3,3-Dimethylpentane is one of the isomers of heptane. 3,3-Dimethylpentane has a boiling point of 86.0 °C and melting point of −134.9 °C. Its density is 0.6934. The refractive index is 1.39092 at 20 °C.

Preparation
A method to produce 3,3-dimethylpentane is to react tert-amyl chloride (CH3CH2(CH3)C2Cl) with propionaldehyde producing 3,3-dimethylpentan-2-ol. This is then dehydrated to produce 3,3-dimethylpent-2-ene, which when hydrogenated produces some 3,3-dimethylpentane, but also 2,3-dimethylpentane.

Properties
In 1929 Graham Edgar and George Calingaert made 3,3-dimethylpentane and measured its physical characteristics for the first time. The measurements were at 20 °C, not the standard conditions used in later times.

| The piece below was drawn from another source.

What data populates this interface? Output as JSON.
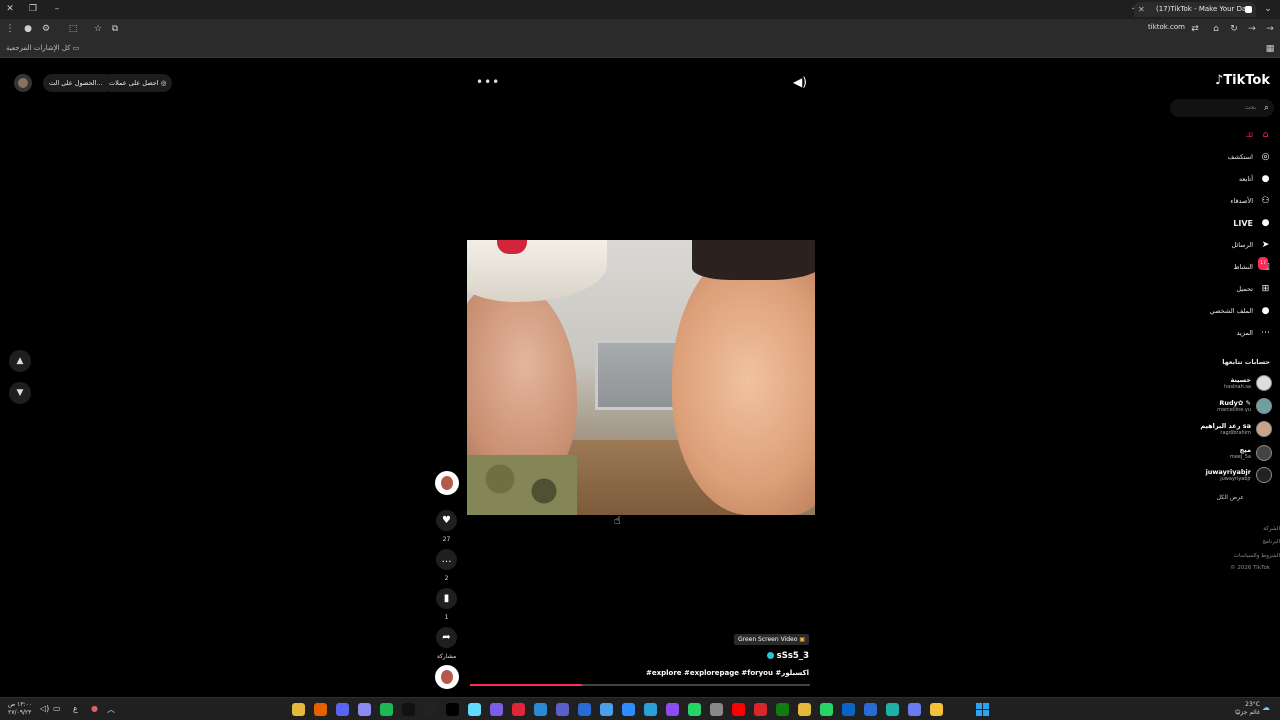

For 3,3-dimethylpentane they measured a density of 0.6934 at 20 °C with a rate of change Δd/ΔT of 0.000848. The dielectric constant is 1.940. The refractive index at 20° is 1.39114. The adiabatic compressibility is 0.00011455 and isothermal compressibility is 0.00014513 atmospheres. The velocity of sound is 1.1295 km/s. Coefficient of thermal expansion is 0.002467/°. Surface tension is 19.63 dynes/cm. Viscosity is 0.00454. The heat of combustion is 11470 cal/g which is very similar to other heptanes.